Alfa Energy helping clients comply with new mandatory climate reporting legislation
Published April 26, 2022
Alfa Energy is helping clients comply with new legislation which requires the largest UK registered companies to demonstrate the extent to which they have considered the risks and opportunities they face due to climate change.
The reporting requirements came into force on 6 April and are aligned with recommendations made by the Taskforce on Climate-related Financial Disclosures. Broadly speaking, the new requirements apply to UK companies with more than 500 employees and a turnover of more than £500m (see full details below). The requirements cover the four pillars of the existing recommendations from the TCFD: governance, strategy, risk management, metrics and targets.
Last year, Alfa Energy’s sustainability team recommended https://alfaenergygroup.com/uk/2022/01/are-you-ready-for-mandated-climate-related-financial-disclosures/ that relevant companies engage with the guidance as soon as it is published and consider any existing processes they might already have in place that relate to the four pillars.
- Under the first pillar, governance, companies must describe the company’s governance around climate-related risks and opportunities.
- Under strategy, companies must disclose how their strategy will take into account the risks and opportunities presented by the impacts of climate-related risks
- Under risk management, companies must set out how they will assess and manage climate-related risks
- Finally, companies must disclose the metrics and targets used to assess and manage relevant climate-related risks and opportunities.
Alfa Energy’s sustainability team is already looking at how the rules might affect two client companies and has plans to extend the service more widely. According to Seyed Ebrahimi, Alfa Energy’s principal consultant, sustainability strategy, his team had carried out a systematic review of existing templates in advance of this week’s announcement. “Of the four themes, governance and strategy are quite generic, contextualised through the nature of an industry or sector.

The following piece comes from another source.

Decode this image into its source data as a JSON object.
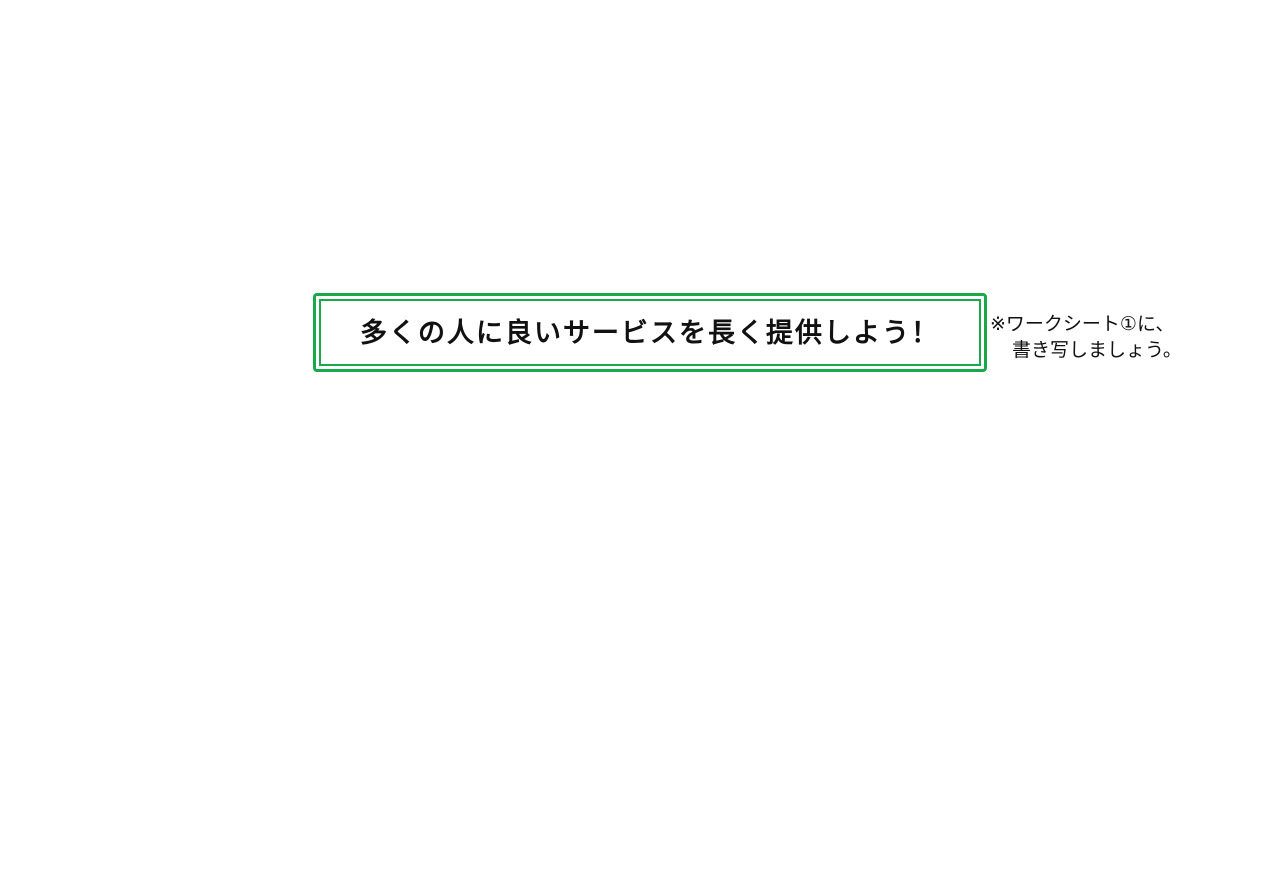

The most challenging area for our clients is the risk management side.”
Ultimately, says Ebrahimi, “the government expects a high-level strategy from C level managers or major investors setting out a chronology from where their company is and their ongoing transition. Many companies are still in the initial phases, providing only qualitative scenario modelling rather than quantitative modelling.”
The new regime for mandatory climate disclosures will sit alongside the existing Streamlined Energy and Carbon Reporting (SECR). Unlike SECR, however, which is restricted to scope 1 and 2 and parts of waste and scope 3, Ebrahimi describes the new rules as “very outward looking: you have to account for suppliers, customers, your key stakeholders.”

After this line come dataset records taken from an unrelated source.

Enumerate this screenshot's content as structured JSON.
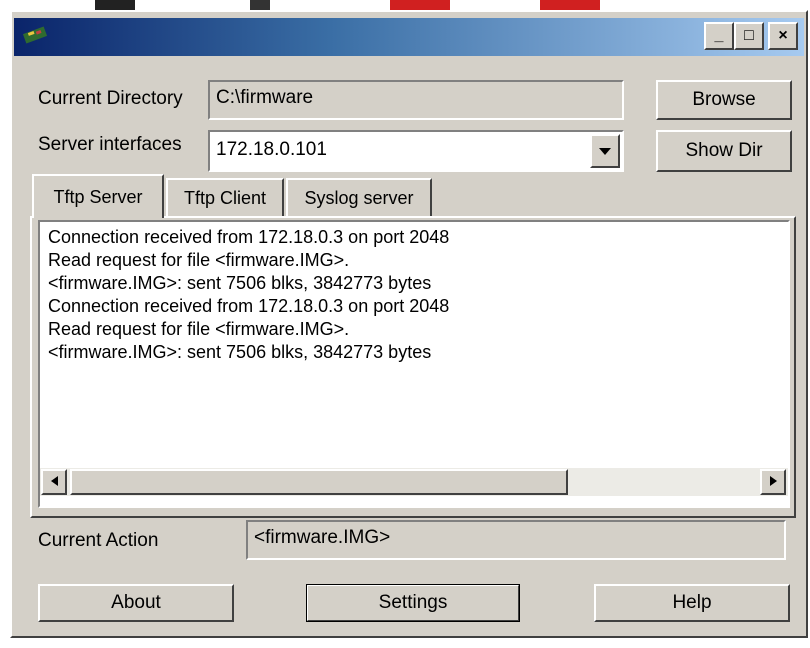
{
  "window": {
    "controls": {
      "minimize": "_",
      "maximize": "□",
      "close": "×"
    }
  },
  "labels": {
    "current_directory": "Current Directory",
    "server_interfaces": "Server interfaces",
    "current_action": "Current Action"
  },
  "fields": {
    "current_directory": "C:\\firmware",
    "server_interface_selected": "172.18.0.101",
    "current_action": "<firmware.IMG>"
  },
  "buttons": {
    "browse": "Browse",
    "show_dir": "Show Dir",
    "about": "About",
    "settings": "Settings",
    "help": "Help"
  },
  "tabs": [
    {
      "label": "Tftp Server",
      "active": true
    },
    {
      "label": "Tftp Client",
      "active": false
    },
    {
      "label": "Syslog server",
      "active": false
    }
  ],
  "log": [
    "Connection received from 172.18.0.3 on port 2048",
    "Read request for file <firmware.IMG>.",
    "<firmware.IMG>: sent 7506 blks, 3842773 bytes",
    "Connection received from 172.18.0.3 on port 2048",
    "Read request for file <firmware.IMG>.",
    "<firmware.IMG>: sent 7506 blks, 3842773 bytes"
  ],
  "icons": {
    "app": "app-icon",
    "dropdown": "chevron-down-icon",
    "scroll_left": "arrow-left-icon",
    "scroll_right": "arrow-right-icon"
  },
  "colors": {
    "titlebar_start": "#0a246a",
    "titlebar_end": "#a6caf0",
    "face": "#d4d0c8"
  }
}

Alfa Energy’s corporate affairs officer, Jeremy Nicholson expressed concerned that the regulations do not create more red tape for companies: “There is a risk that this snowballs beyond what needs to be disclosed at the company level to get the most climate benefits. Reporting on direct emissions makes sense, and to some degree supply chain, but beyond that I wonder whether more could be provided generically at the sectoral level. Surely the purpose of reporting legislation is to provide useful information without being unduly burdensome for the business. The more we can help with this the better.”
The new legislation will apply to:
- UK companies that produce a non-financial information statement being those that have more than 500 employees and have transferable securities (i.e. shares) trading on a UK regulated market, or are banking or insurance companies
- All UK companies listed on AIM with more than 500 employees
- All other UK registered companies with a turnover of more than £500m and have more than 500 employees.
- All LLPs with a turnover of more than £500m and more than 500 employees.
- The turnover and employee numbers listed above will be applied at group level.